Karen tried this Rambutan fruit outside a missionary apartment--she said it was very sweet and tasty like candy
Some interesting use of words we have seen:  A large arch built across the entire road at the entrance to one of the small towns has a banner across it that reads  “Where life’s sweet and the past is forever”.   A local dentist’s motto, “An ounce of dental prevention is a worth than a pound of cure” (actual words).   When you donate blood here it is called “bloodletting”.  It is touted as a way to reduce risk of “heart disease” and “heart attack”, “reduce cancer risk”, and a way to “diet” and “remain fit”.  Sign me up!

Guitar playing singer trying to earn a few pesos
Women selling shell fish in neighborhood
There are all kinds of entrepreneurs here.  The self reliance couple here said that 95% of people here are self-employed—even if they have a job.  You can see here some examples—these are very creative and hard-working people and go to great lengths to support their families.  Unlike the U.S., if you don’t work here you don’t eat.  Hmmm, maybe America could learn a few lessons from the Philippines.

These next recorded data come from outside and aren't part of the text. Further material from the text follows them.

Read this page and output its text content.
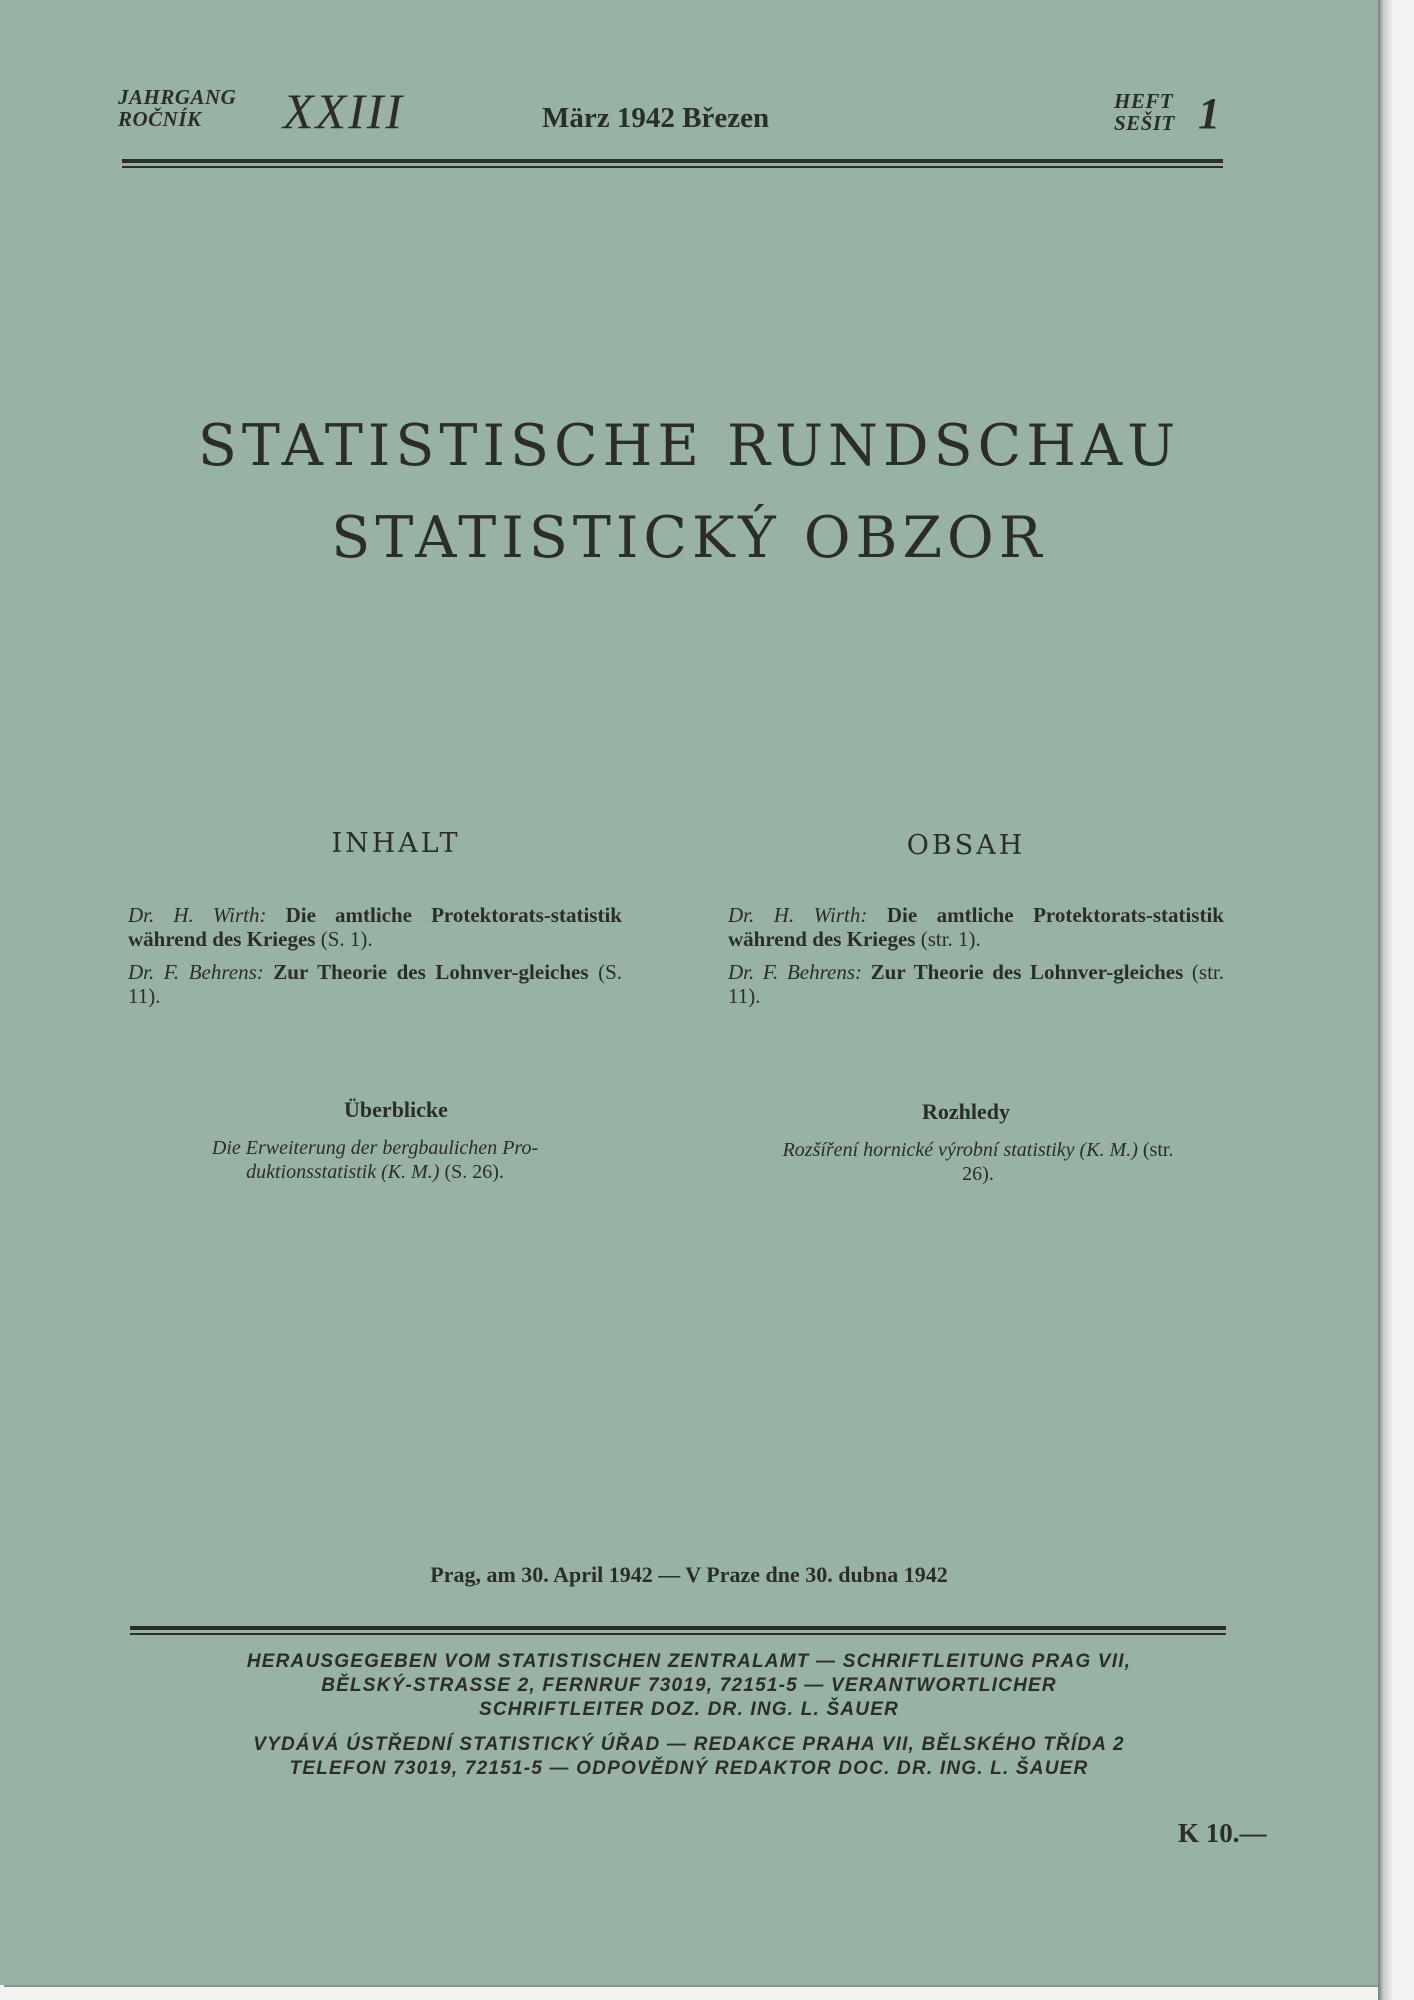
JAHRGANG
ROČNÍK	XXIII	März 1942 Březen
HEFT
SEŠIT 1
STATISTISCHE RUNDSCHAU
STATISTICKÝ OBZOR
INHALT

Dr. H. Wirth: Die amtliche Protektorats-statistik während des Krieges (S. 1).

Dr. F. Behrens: Zur Theorie des Lohnver-gleiches (S. 11).

Überblicke
Die Erweiterung der bergbaulichen Pro-duktionsstatistik (K. M.) (S. 26).
OBSAH

Dr. H. Wirth: Die amtliche Protektorats-statistik während des Krieges (str. 1).

Dr. F. Behrens: Zur Theorie des Lohnver-gleiches (str. 11).

Rozhledy
Rozšíření hornické výrobní statistiky (K. M.) (str. 26).
Prag, am 30. April 1942 — V Praze dne 30. dubna 1942
HERAUSGEGEBEN VOM STATISTISCHEN ZENTRALAMT — SCHRIFTLEITUNG PRAG VII,
BĚLSKÝ-STRASSE 2, FERNRUF 73019, 72151-5 — VERANTWORTLICHER
SCHRIFTLEITER DOZ. DR. ING. L. ŠAUER
VYDÁVÁ ÚSTŘEDNÍ STATISTICKÝ ÚŘAD — REDAKCE PRAHA VII, BĚLSKÉHO TŘÍDA 2
TELEFON 73019, 72151-5 — ODPOVĚDNÝ REDAKTOR DOC. DR. ING. L. ŠAUER
K 10.—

We had to try sugarcane juice--look at all the benefits! ;-0 It was very sweet

Woman selling fish door to door

Vendor out selling 'necessities' in busy traffic

Trike hauling bamboo
Man harvesting fruit on a vacant lot--literally a few doors down from our apartment
We live in a jungle!

Sunday, July 6, 2014

Beautiful insect on the truck ... we see many new varieties ... very interesting
Sunday, July 6, 2014

Today we traveled to EB Magalona; it’s about 40-minutes north of Bacolod.   It’s been raining for the last few days and the foliage is lush and green from all the rain we have been receiving.  The rice fields are thriving and people gather to fill their water buckets at the community water source, pumping by hand.  The blue truck we are traveling in attracts attention as we navigate down the narrow but paved road—where they see very few cars.  Bamboo homes close together dot both sides of the street.  Children play and dogs lay (as they tend to do here) in the road.  Less than a mile away, there are block houses with running water.
Anything goes traffic rules here--bigger usually wins out
We met an investigator with her several young children who walk over an hour to come to church.  We drove them to the end of the paved road, and they journeyed by foot the rest of the way on a dirt path to their home.  The Sisters said it is a difficult path and the high tides make traveling impossible for part of the day.  We were told they could only provide one meal a day for their young family.
Traffic is often too close for comfort--particularly around rush hours; not uncommon
to see 3 lanes formed in a 2 lane road

On Wednesday, we had the opportunity to take an Elder to the airport.  We had met him before while he was serving on a “short term” mission in Bacolod.  During that time he received his mission call to serve in the Manila area.  He has a great spirit.  As a child he lost the use of his right arm related to an infection that the family was not able to have treated.  Life goes on.
Cute new glasses for Karen
Another adventure, I got new glasses.  Examinations, glasses, lenses are very inexpensive here.  Well let me clarify that; when it came time to choose the lenses, they could have been very inexpensive, but I wanted the entire lens to have the prescription, not just in front of me.  In order to see through all of the lens, the cost was more than what I would pay in the US—a lot more.  To give an example, for a recent uncomplicated missionary hospitalization that included three nights - the charge was a bargain at less than $500, including physician fees - my glasses cost more.
Quite a mismatch here--we were in awe and had to do a double take
During Relief Society, a sweet Sister with a wet dress on (from the heavy rain) sat behind me and asked if I understood.  I told her not much.  She moved closer and translated the testimonies that were being given.  I loved hearing the content of these humble messages.  By the end of the meeting, my new friend was sitting really close to me and had her arm around me.